The ride-hailing app joined its rival Uber in an employee classification fight in California Wednesday. 

During Lyft’s second quarter earnings call, co-founder John Zimmer responded to a California judge’s ruling that orders the two companies to classify drivers as full-time employees. “It will force us to suspend operations in California,” Zimmer threatened, opening up the possibility that all Lyft cars could be taken off the streets as early as next week.

His comments echoed those of Uber CEO Dara Khosrowshahi, who told MSNBC earlier Wednesday that Uber would shut down in California until November if its independent drivers had to be treated as employees with full benefits.

The preliminary injunction to comply with California’s new AB 5 employee classification law goes into effect Aug. 20, but both companies can appeal the California Superior Court decision. Both have already indicated they will do so. 

But in the unlikely event that the companies have to switch to an employee model, are Lyft and Uber’s threats to bail just scare tactics? A strategy to bend drivers and users to their desired outcome? 

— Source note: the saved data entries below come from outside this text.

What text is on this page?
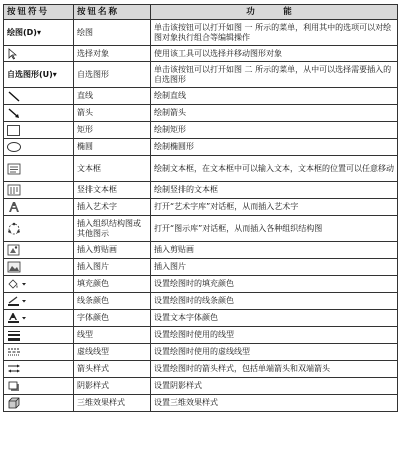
按钮符号	按钮名称	功　能
绘图(D)▾	绘图	单击该按钮可以打开如图 一 所示的菜单，利用其中的选项可以对绘图对象执行组合等编辑操作
	选择对象	使用该工具可以选择并移动图形对象
自选图形(U)▾	自选图形	单击该按钮可以打开如图 二 所示的菜单，从中可以选择需要插入的自选图形
	直线	绘制直线
	箭头	绘制箭头
	矩形	绘制矩形
	椭圆	绘制椭圆形
	文本框	绘制文本框，在文本框中可以输入文本，文本框的位置可以任意移动
	竖排文本框	绘制竖排的文本框
	插入艺术字	打开“艺术字库”对话框，从而插入艺术字
	插入组织结构图或其他图示	打开“图示库”对话框，从而插入各种组织结构图
	插入剪贴画	插入剪贴画
	插入图片	插入图片
	填充颜色	设置绘图时的填充颜色
	线条颜色	设置绘图时的线条颜色
	字体颜色	设置文本字体颜色
	线型	设置绘图时使用的线型
	虚线线型	设置绘图时使用的虚线线型
	箭头样式	设置绘图时的箭头样式，包括单端箭头和双端箭头
	阴影样式	设置阴影样式
	三维效果样式	设置三维效果样式
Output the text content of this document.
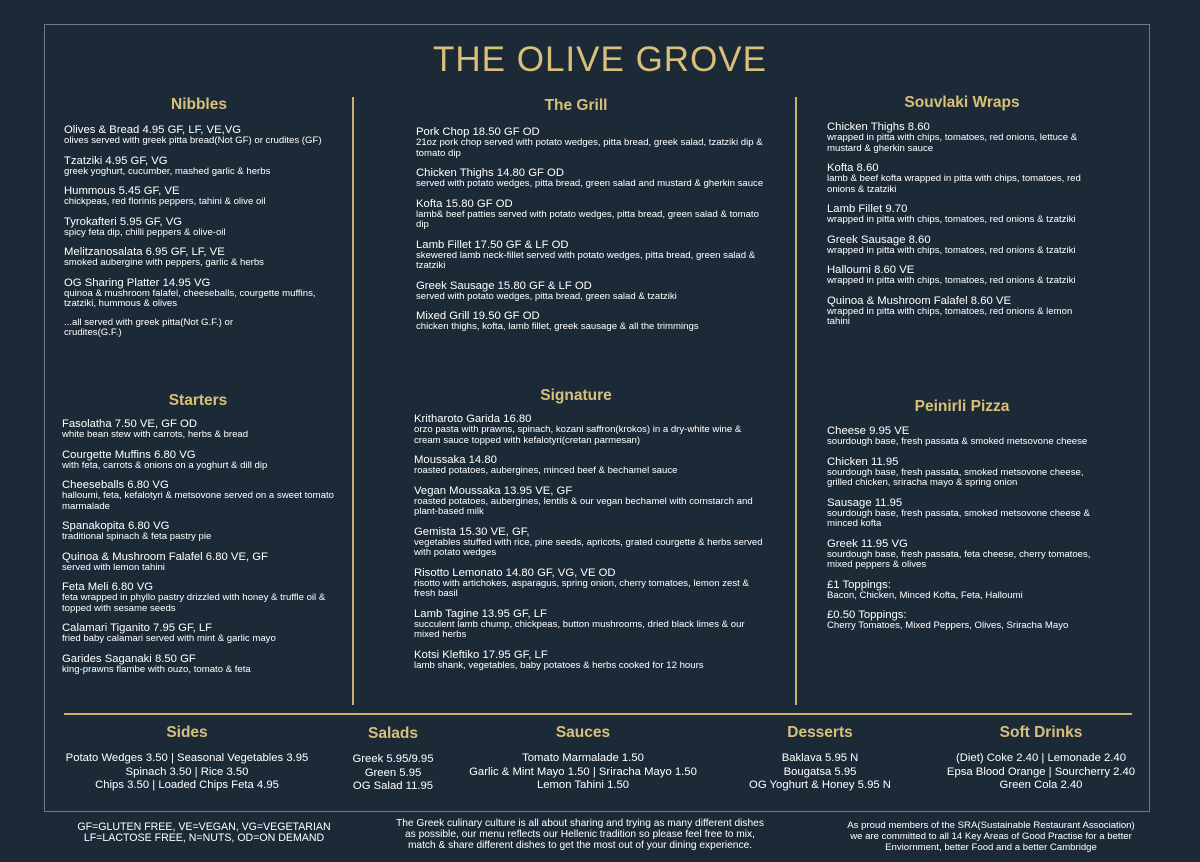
THE OLIVE GROVE
Nibbles
Olives & Bread 4.95 GF, LF, VE,VG
olives served with greek pitta bread(Not GF) or crudites (GF)
Tzatziki 4.95 GF, VG
greek yoghurt, cucumber, mashed garlic & herbs
Hummous 5.45 GF, VE
chickpeas, red florinis peppers, tahini & olive oil
Tyrokafteri 5.95 GF, VG
spicy feta dip, chilli peppers & olive-oil
Melitzanosalata 6.95 GF, LF, VE
smoked aubergine with peppers, garlic & herbs
OG Sharing Platter 14.95 VG
quinoa & mushroom falafel, cheeseballs, courgette muffins, tzatziki, hummous & olives
...all served with greek pitta(Not G.F.) or crudites(G.F.)
Starters
Fasolatha 7.50 VE, GF OD
white bean stew with carrots, herbs & bread
Courgette Muffins 6.80 VG
with feta, carrots & onions on a yoghurt & dill dip
Cheeseballs 6.80 VG
halloumi, feta, kefalotyri & metsovone served on a sweet tomato marmalade
Spanakopita 6.80 VG
traditional spinach & feta pastry pie
Quinoa & Mushroom Falafel 6.80 VE, GF
served with lemon tahini
Feta Meli 6.80 VG
feta wrapped in phyllo pastry drizzled with honey & truffle oil & topped with sesame seeds
Calamari Tiganito 7.95 GF, LF
fried baby calamari served with mint & garlic mayo
Garides Saganaki 8.50 GF
king-prawns flambe with ouzo, tomato & feta
The Grill
Pork Chop 18.50 GF OD
21oz pork chop served with potato wedges, pitta bread, greek salad, tzatziki dip & tomato dip
Chicken Thighs 14.80 GF OD
served with potato wedges, pitta bread, green salad and mustard & gherkin sauce
Kofta 15.80 GF OD
lamb& beef patties served with potato wedges, pitta bread, green salad & tomato dip
Lamb Fillet 17.50 GF & LF OD
skewered lamb neck-fillet served with potato wedges, pitta bread, green salad & tzatziki
Greek Sausage 15.80 GF & LF OD
served with potato wedges, pitta bread, green salad & tzatziki
Mixed Grill 19.50 GF OD
chicken thighs, kofta, lamb fillet, greek sausage & all the trimmings
Signature
Kritharoto Garida 16.80
orzo pasta with prawns, spinach, kozani saffron(krokos) in a dry-white wine & cream sauce topped with kefalotyri(cretan parmesan)
Moussaka 14.80
roasted potatoes, aubergines, minced beef & bechamel sauce
Vegan Moussaka 13.95 VE, GF
roasted potatoes, aubergines, lentils & our vegan bechamel with cornstarch and plant-based milk
Gemista 15.30 VE, GF,
vegetables stuffed with rice, pine seeds, apricots, grated courgette & herbs served with potato wedges
Risotto Lemonato 14.80 GF, VG, VE OD
risotto with artichokes, asparagus, spring onion, cherry tomatoes, lemon zest & fresh basil
Lamb Tagine 13.95 GF, LF
succulent lamb chump, chickpeas, button mushrooms, dried black limes & our mixed herbs
Kotsi Kleftiko 17.95 GF, LF
lamb shank, vegetables, baby potatoes & herbs cooked for 12 hours
Souvlaki Wraps
Chicken Thighs 8.60
wrapped in pitta with chips, tomatoes, red onions, lettuce & mustard & gherkin sauce
Kofta 8.60
lamb & beef kofta wrapped in pitta with chips, tomatoes, red onions & tzatziki
Lamb Fillet 9.70
wrapped in pitta with chips, tomatoes, red onions & tzatziki
Greek Sausage 8.60
wrapped in pitta with chips, tomatoes, red onions & tzatziki
Halloumi 8.60 VE
wrapped in pitta with chips, tomatoes, red onions & tzatziki
Quinoa & Mushroom Falafel 8.60 VE
wrapped in pitta with chips, tomatoes, red onions & lemon tahini
Peinirli Pizza
Cheese 9.95 VE
sourdough base, fresh passata & smoked metsovone cheese
Chicken 11.95
sourdough base, fresh passata, smoked metsovone cheese, grilled chicken, sriracha mayo & spring onion
Sausage 11.95
sourdough base, fresh passata, smoked metsovone cheese & minced kofta
Greek 11.95 VG
sourdough base, fresh passata, feta cheese, cherry tomatoes, mixed peppers & olives
£1 Toppings:
Bacon, Chicken, Minced Kofta, Feta, Halloumi
£0.50 Toppings:
Cherry Tomatoes, Mixed Peppers, Olives, Sriracha Mayo
Sides
Potato Wedges 3.50 | Seasonal Vegetables 3.95
Spinach 3.50 | Rice 3.50
Chips 3.50 | Loaded Chips Feta 4.95
Salads
Greek 5.95/9.95
Green 5.95
OG Salad 11.95
Sauces
Tomato Marmalade 1.50
Garlic & Mint Mayo 1.50 | Sriracha Mayo 1.50
Lemon Tahini 1.50
Desserts
Baklava 5.95 N
Bougatsa 5.95
OG Yoghurt & Honey 5.95 N
Soft Drinks
(Diet) Coke 2.40 | Lemonade 2.40
Epsa Blood Orange | Sourcherry 2.40
Green Cola 2.40
GF=GLUTEN FREE, VE=VEGAN, VG=VEGETARIAN
LF=LACTOSE FREE, N=NUTS, OD=ON DEMAND
The Greek culinary culture is all about sharing and trying as many different dishes
as possible, our menu reflects our Hellenic tradition so please feel free to mix,
match & share different dishes to get the most out of your dining experience.
As proud members of the SRA(Sustainable Restaurant Association)
we are committed to all 14 Key Areas of Good Practise for a better
Enviornment, better Food and a better Cambridge
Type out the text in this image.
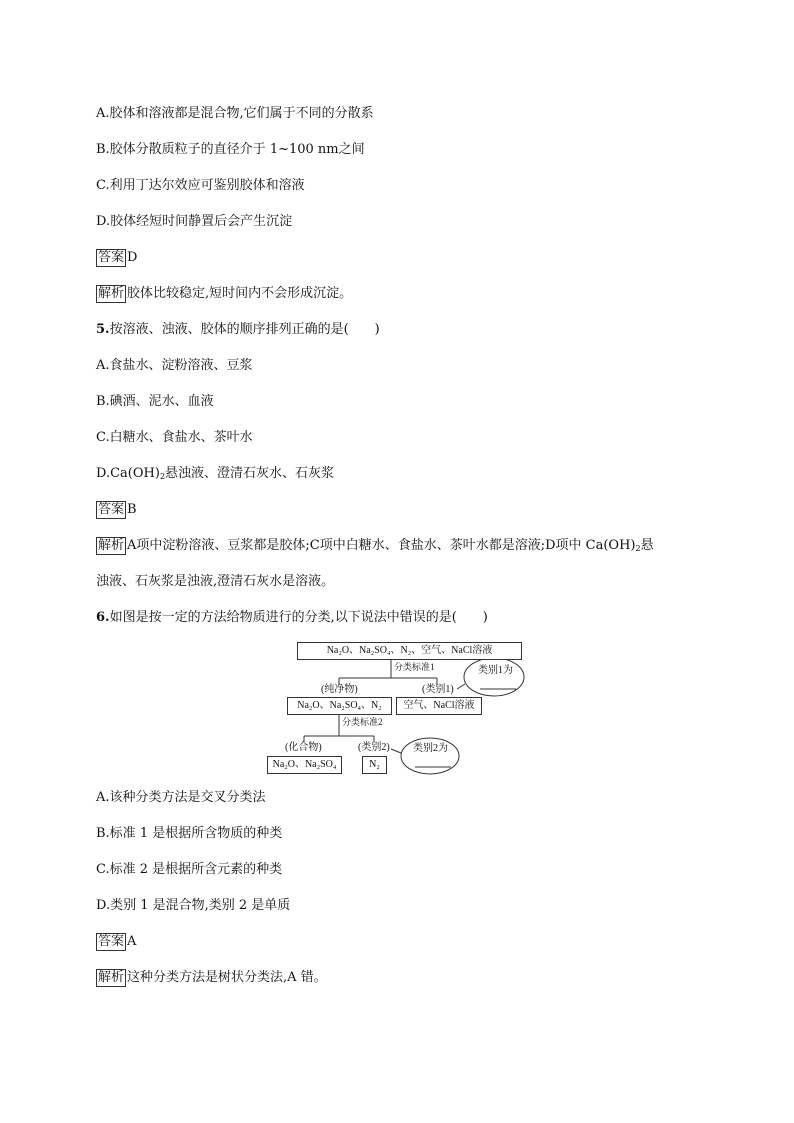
A.胶体和溶液都是混合物,它们属于不同的分散系
B.胶体分散质粒子的直径介于 1~100 nm之间
C.利用丁达尔效应可鉴别胶体和溶液
D.胶体经短时间静置后会产生沉淀
答案 D
解析 胶体比较稳定,短时间内不会形成沉淀。
5.按溶液、浊液、胶体的顺序排列正确的是(　　)
A.食盐水、淀粉溶液、豆浆
B.碘酒、泥水、血液
C.白糖水、食盐水、茶叶水
$D.Ca(OH)_2$悬浊液、澄清石灰水、石灰浆
答案 B
解析 A项中淀粉溶液、豆浆都是胶体;C项中白糖水、食盐水、茶叶水都是溶液;D项中 $Ca(OH)_2$悬
浊液、石灰浆是浊液,澄清石灰水是溶液。
6.如图是按一定的方法给物质进行的分类,以下说法中错误的是(　　)
Na₂O、Na₂SO₄、N₂、空气、NaCl溶液
分类标准1
(纯净物)	(类别1)
Na₂O、Na₂SO₄、N₂	空气、NaCl溶液
分类标准2
(化合物)	(类别2)
Na₂O、Na₂SO₄	N₂
类别1为
类别2为
A.该种分类方法是交叉分类法
B.标准 1 是根据所含物质的种类
C.标准 2 是根据所含元素的种类
D.类别 1 是混合物,类别 2 是单质
答案 A
解析 这种分类方法是树状分类法,A 错。
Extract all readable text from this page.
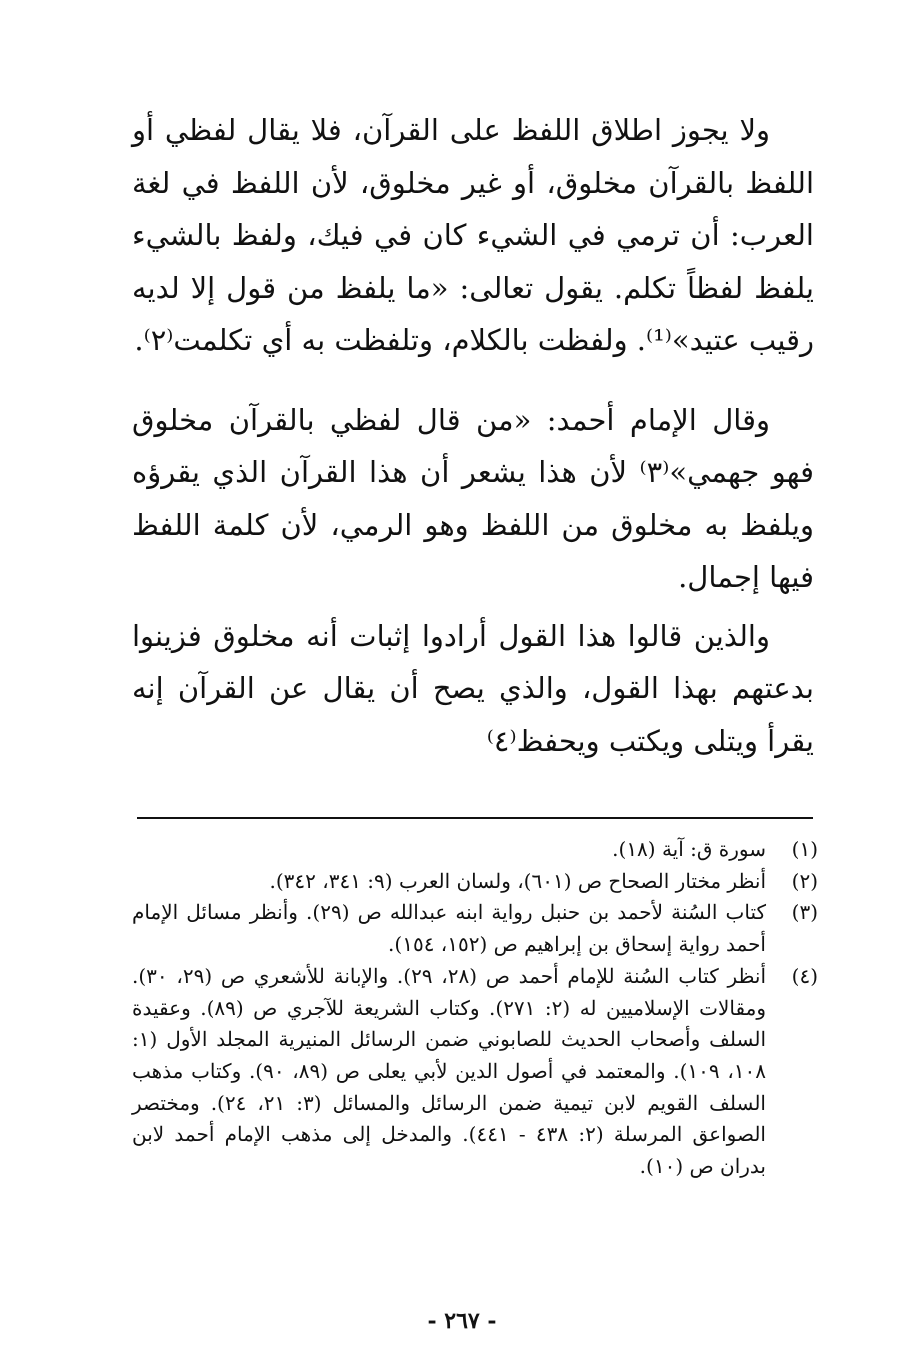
ولا يجوز اطلاق اللفظ على القرآن، فلا يقال لفظي أو اللفظ بالقرآن مخلوق، أو غير مخلوق، لأن اللفظ في لغة العرب: أن ترمي في الشيء كان في فيك، ولفظ بالشيء يلفظ لفظاً تكلم. يقول تعالى: «ما يلفظ من قول إلا لديه رقيب عتيد»⁽¹⁾. ولفظت بالكلام، وتلفظت به أي تكلمت⁽٢⁾.

وقال الإمام أحمد: «من قال لفظي بالقرآن مخلوق فهو جهمي»⁽٣⁾ لأن هذا يشعر أن هذا القرآن الذي يقرؤه ويلفظ به مخلوق من اللفظ وهو الرمي، لأن كلمة اللفظ فيها إجمال.

والذين قالوا هذا القول أرادوا إثبات أنه مخلوق فزينوا بدعتهم بهذا القول، والذي يصح أن يقال عن القرآن إنه يقرأ ويتلى ويكتب ويحفظ⁽٤⁾

(١)
سورة ق: آية (١٨).
(٢)
أنظر مختار الصحاح ص (٦٠١)، ولسان العرب (٩: ٣٤١، ٣٤٢).
(٣)
كتاب السُنة لأحمد بن حنبل رواية ابنه عبدالله ص (٢٩). وأنظر مسائل الإمام أحمد رواية إسحاق بن إبراهيم ص (١٥٢، ١٥٤).
(٤)
أنظر كتاب السُنة للإمام أحمد ص (٢٨، ٢٩). والإبانة للأشعري ص (٢٩، ٣٠). ومقالات الإسلاميين له (٢: ٢٧١). وكتاب الشريعة للآجري ص (٨٩). وعقيدة السلف وأصحاب الحديث للصابوني ضمن الرسائل المنيرية المجلد الأول (١: ١٠٨، ١٠٩). والمعتمد في أصول الدين لأبي يعلى ص (٨٩، ٩٠). وكتاب مذهب السلف القويم لابن تيمية ضمن الرسائل والمسائل (٣: ٢١، ٢٤). ومختصر الصواعق المرسلة (٢: ٤٣٨ - ٤٤١). والمدخل إلى مذهب الإمام أحمد لابن بدران ص (١٠).
- ٢٦٧ -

Both companies, along with other apps like DoorDash and Instacart, have backed state Proposition 22 on the November ballot. That measure would exempt gig-based apps from AB 5’s employee requirements and keep workers as independent contractors. Uber’s Khosrowshahi wrote an op-ed in the New York Times this week about a “third way” to hire gig workers with some benefits and keep their flexible schedules.

The driver group Gig Workers Rising called the potential California app suspensions “vile corporate tactics.”

The idea that Uber and Lyft would shut down their apps in such lucrative markets “is ridiculous, and just another empty threat in their attempt to avoid accountability,” a statement from the group representing gig workers and drivers noted.

The group is heading a campaign to block Prop. 22 in the fall.

It appears Uber and Lyft want to offer a drastic preview of what the pro-Prop. 22 consumer advocacy group Consumer Choice Center called “serious repercussions” if AB 5 is forced onto Uber and Lyft.

“Changing employment law to make certain business relationships illegal deprives millions of people of the opportunity of using these services, and has serious repercussions for those who rely on these services both as customers and as workers,” the Consumer Choice Center had said in a statement after Monday’s ruling. 

The group’s deputy director, Yaël Ossowski, responded to Wednesday’s threats to shut down the apps in an email after the Lyft call. “It’s unfortunate that millions of Californians will be deprived of more choice if that happens,” he wrote.

Until Californians vote on Prop. 22, Uber and Lyft are standing united to do whatever it takes to keep drivers classified as independent.